Various environmental factors can increase the risk of developing childhood asthma. For instance, if you smoke while pregnant, you place your unborn child at high risk of developing asthma.
Additionally, maternal diet⁵ is also an environmental risk factor for childhood asthma. For instance, if you take diets rich in high sugar while pregnant, your children are more likely to get asthma.
Conversely, some diets, like those high in zinc, vitamin E, and polyunsaturated fatty acids, can minimize the risks of childhood asthma to your offspring.
Other environmental components that increase the risk of childhood asthma include exposure to dust mites, pollen, mold, smoke, air pollution, and viral respiratory infections.
Maternal preeclampsia, neonatal jaundice, and cesarean section are risk factors for childhood asthma development.
Although considered a childhood disease, asthma is also common in adults.
But since it's a heterogeneous disease, the prognosis of asthma in adulthood is complex.
Regardless of the twist, adult on-set asthma takes a completely different course than childhood asthma. The disease is mild, and remission is frequent in childhood asthma.
If you're asthmatic during adulthood, the disease will be more severe and progressive, and remission will be rare.
The form and risk factors for adult asthma differ from childhood asthma. For instance, while male children are at high risk of developing asthma, the risk shifts to females during adulthood. However, the risk is the same at puberty in males and females.

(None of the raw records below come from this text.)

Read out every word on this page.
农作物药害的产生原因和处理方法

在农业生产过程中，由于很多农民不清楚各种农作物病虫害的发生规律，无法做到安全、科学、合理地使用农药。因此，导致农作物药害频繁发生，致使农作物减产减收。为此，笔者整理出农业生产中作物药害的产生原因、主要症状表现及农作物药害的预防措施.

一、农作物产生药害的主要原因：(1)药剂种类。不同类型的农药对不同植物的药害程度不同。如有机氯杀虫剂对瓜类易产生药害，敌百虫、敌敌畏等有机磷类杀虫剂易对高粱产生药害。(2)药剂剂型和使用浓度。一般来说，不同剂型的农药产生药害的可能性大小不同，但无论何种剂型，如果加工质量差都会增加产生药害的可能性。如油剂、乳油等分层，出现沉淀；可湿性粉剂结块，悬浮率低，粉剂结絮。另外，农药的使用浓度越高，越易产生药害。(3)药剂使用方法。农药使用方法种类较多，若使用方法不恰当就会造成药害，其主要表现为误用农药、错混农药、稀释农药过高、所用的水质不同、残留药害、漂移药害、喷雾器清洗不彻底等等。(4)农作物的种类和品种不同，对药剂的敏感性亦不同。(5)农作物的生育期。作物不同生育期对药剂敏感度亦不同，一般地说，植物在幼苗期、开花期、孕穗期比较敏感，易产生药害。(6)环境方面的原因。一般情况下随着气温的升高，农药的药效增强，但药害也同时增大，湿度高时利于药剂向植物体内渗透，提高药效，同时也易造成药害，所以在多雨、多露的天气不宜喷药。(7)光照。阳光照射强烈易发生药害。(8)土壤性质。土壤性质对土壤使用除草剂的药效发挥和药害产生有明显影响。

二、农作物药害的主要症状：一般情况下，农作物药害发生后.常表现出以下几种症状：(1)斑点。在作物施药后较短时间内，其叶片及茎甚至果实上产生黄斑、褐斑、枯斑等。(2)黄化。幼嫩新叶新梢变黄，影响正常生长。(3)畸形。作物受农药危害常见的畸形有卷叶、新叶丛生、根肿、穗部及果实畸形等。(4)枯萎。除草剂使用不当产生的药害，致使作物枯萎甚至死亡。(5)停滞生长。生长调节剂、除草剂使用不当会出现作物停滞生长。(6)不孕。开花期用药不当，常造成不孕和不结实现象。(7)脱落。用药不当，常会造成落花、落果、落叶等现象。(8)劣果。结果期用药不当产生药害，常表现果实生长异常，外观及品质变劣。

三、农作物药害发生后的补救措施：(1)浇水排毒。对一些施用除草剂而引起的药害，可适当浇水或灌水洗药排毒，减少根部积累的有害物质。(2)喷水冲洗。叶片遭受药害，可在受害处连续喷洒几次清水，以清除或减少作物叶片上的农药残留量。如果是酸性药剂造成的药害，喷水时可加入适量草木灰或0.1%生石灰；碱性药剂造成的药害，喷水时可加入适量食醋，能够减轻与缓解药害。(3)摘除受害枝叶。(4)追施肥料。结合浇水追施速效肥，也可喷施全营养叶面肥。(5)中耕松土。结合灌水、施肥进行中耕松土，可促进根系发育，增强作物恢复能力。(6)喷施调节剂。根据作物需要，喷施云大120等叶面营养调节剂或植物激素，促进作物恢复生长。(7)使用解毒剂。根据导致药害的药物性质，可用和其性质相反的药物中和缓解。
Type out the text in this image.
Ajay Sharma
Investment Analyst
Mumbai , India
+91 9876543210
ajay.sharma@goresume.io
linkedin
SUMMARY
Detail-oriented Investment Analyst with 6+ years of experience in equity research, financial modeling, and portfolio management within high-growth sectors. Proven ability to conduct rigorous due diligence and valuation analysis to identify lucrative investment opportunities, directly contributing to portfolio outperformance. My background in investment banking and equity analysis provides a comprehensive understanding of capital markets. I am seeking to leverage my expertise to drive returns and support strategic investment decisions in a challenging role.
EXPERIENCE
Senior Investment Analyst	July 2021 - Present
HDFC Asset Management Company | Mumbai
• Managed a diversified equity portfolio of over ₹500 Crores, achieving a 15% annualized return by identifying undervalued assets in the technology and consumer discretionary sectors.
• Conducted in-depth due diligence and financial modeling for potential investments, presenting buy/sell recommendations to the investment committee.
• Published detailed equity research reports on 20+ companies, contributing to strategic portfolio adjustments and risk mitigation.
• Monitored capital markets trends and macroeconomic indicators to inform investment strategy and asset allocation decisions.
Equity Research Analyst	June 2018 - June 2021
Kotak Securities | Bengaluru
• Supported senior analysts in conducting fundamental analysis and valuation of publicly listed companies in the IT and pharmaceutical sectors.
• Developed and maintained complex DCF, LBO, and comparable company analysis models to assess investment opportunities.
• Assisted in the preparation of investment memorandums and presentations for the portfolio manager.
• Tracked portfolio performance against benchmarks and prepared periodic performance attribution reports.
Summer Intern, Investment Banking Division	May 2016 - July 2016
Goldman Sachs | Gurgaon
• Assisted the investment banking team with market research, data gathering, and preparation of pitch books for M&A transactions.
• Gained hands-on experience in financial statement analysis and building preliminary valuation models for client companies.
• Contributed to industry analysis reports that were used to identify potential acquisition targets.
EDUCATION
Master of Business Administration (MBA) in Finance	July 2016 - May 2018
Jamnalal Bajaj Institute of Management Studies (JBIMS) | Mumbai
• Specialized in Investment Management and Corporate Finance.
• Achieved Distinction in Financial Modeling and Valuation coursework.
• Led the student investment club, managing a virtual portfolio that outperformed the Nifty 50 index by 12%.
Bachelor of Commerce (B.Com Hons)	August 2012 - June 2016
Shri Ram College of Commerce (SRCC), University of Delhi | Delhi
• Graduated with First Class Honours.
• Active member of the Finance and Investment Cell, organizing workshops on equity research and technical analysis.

The female predominance of the disease beyond puberty is still a puzzle. Some observations have linked the predominance to women's small airways in adulthood, while others associate it with female hormonal changes.
If you develop asthma in adulthood, your lung function might decline, diagnosed by changes in spirometry. Adults are more likely to die from asthma.
Asthma is a common disease affecting people of all ages. However, children (particularly males) are more likely to develop the disease. Some predictive factors for childhood asthma include lung function, sex, family history, and BHR.
In adulthood asthma, females are at greater risk of contracting the disease than males. However, asthma prognosis in adulthood is much more complex.
Although asthma is chronic in childhood, the course varies depending on several factors. Also, some children may have more prominent symptoms while others do not.
Some risk factors for childhood asthma include lung function, sex, family history, and environmental risks.
In childhood, males are at high risk of developing asthma. At puberty, the risk is equal in males and females. However, in adulthood, females are more likely to develop asthma.